Танечка ойкнула, резко развернулась и попала в Пашкины объятия. Она расслабилась, прижалась к нему всем телом. Подставила губы для поцелуя.
— Кушать хочешь?
— О! Да!
— Я тут манной каши наварила. И киселя из брикетов. Мясного ничего нет, извини.
— Каша тоже пойдёт.
Пашка метал манную кашу. Тьма сидела напротив и с улыбкой смотрела, как он ест.
Когда Скорый, отдуваясь, отставил пустую, большую эмалированную чашку, она спросила:
— Паша, как мы жить будем?
Пашка уточнил:
— В смысле — «как»?
— Мы что, будем жить втроём? Как одна семья? Как эти… Мусульмане?

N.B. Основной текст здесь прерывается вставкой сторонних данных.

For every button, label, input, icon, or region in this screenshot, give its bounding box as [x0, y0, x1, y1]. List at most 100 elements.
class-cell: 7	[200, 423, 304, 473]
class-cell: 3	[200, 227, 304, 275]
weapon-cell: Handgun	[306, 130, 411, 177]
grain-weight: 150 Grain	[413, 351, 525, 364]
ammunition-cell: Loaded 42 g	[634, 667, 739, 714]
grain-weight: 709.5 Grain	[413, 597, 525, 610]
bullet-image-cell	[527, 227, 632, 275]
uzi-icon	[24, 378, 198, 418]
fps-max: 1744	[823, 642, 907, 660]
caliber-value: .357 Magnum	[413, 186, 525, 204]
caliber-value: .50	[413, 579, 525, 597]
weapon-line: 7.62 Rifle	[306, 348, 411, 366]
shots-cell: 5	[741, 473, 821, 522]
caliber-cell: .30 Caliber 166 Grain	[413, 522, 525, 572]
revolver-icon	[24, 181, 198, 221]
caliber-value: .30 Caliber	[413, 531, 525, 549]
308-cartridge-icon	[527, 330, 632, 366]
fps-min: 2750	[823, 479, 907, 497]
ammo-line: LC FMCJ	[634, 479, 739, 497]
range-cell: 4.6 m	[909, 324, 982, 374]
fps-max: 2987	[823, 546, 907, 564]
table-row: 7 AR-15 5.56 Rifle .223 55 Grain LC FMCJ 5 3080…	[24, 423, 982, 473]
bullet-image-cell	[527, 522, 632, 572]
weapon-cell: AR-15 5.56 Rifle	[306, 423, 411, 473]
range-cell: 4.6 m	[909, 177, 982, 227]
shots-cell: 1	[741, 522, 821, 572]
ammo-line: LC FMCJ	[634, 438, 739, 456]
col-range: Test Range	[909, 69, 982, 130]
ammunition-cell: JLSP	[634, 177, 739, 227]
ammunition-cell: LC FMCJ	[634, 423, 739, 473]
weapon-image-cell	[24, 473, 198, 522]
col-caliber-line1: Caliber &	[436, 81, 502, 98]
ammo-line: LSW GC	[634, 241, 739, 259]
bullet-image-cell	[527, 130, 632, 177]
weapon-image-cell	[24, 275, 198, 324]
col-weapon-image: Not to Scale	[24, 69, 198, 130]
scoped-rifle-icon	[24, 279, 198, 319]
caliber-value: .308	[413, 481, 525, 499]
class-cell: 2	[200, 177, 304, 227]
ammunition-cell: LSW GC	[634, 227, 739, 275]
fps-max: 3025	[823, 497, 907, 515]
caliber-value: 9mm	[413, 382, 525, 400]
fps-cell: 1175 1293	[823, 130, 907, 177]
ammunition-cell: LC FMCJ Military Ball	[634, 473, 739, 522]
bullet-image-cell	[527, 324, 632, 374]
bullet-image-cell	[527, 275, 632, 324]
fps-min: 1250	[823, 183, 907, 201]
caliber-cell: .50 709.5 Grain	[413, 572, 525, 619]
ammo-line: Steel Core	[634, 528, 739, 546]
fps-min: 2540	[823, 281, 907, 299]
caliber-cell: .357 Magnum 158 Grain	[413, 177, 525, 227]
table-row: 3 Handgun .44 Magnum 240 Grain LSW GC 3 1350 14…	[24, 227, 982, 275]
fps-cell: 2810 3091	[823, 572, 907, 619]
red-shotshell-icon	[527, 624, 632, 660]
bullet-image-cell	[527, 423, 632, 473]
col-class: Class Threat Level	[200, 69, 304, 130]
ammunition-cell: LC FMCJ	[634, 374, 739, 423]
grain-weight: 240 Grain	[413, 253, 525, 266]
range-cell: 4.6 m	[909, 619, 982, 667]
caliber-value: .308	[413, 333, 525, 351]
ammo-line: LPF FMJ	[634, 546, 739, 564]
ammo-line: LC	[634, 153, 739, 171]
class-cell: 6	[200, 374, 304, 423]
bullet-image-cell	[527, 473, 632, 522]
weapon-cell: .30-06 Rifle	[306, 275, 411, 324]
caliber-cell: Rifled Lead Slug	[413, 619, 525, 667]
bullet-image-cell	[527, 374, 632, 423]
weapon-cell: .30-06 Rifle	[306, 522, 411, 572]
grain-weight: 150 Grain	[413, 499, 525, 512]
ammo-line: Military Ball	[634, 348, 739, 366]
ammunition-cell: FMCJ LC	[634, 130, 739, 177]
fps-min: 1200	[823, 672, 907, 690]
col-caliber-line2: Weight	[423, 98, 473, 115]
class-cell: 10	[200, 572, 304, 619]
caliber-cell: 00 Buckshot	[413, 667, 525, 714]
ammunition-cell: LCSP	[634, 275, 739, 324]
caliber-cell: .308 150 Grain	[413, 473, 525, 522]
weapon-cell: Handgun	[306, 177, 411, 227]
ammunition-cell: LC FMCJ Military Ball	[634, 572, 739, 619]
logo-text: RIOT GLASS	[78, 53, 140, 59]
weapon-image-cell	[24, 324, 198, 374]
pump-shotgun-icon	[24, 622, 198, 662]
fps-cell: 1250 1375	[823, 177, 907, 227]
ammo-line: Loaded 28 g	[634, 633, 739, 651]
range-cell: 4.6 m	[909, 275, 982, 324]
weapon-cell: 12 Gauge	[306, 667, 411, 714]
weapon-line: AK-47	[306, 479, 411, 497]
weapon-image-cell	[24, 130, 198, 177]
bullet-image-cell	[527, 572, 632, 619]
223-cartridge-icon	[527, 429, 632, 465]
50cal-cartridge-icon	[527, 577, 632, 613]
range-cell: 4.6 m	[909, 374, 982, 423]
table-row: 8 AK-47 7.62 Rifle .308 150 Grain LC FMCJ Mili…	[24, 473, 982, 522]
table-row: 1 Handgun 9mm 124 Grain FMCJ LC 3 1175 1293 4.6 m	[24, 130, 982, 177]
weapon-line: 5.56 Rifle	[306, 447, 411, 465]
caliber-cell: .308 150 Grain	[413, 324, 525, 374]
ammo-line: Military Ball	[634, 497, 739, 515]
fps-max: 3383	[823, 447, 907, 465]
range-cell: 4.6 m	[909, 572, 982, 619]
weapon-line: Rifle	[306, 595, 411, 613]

— Тань, скажи мне, как бы ты хотела жить?
— Да я не знаю, Паша. Тут, в этом месте, у меня всё в голове перепуталось. Я уже так… Плыву по течению. Давай я тебе киселя налью. Кексик хочешь?
— Давай.
Пашка попивал клюквенный кисель и, попутно, выяснял отношения. А может и наоборот.
— Танечка, чего ты от жизни хочешь?
— Я тебе уже рассказывала. Муж, дом, дети. Любовь, достаток. Только я никак не думала, что попаду в гарем.
— Тебе нужен только персональный муж?
Таня усмехнулась:
— Да вовсе нет, Паша. Я только боюсь. Я боюсь, что ты… Как бы тебе сказать…
— Что я предпочту тебя другой женщине?
— Да… Я этого боюсь.
— А если у тебя будут гарантии, то со второй женщиной ты смиришься?
— Наверное — да. Я же, Паша, тебя люблю. Я тебе многое могу простить. Кроме предательства. Но ведь это как–то… Не похоже на предательство… Не знаю. Странно всё.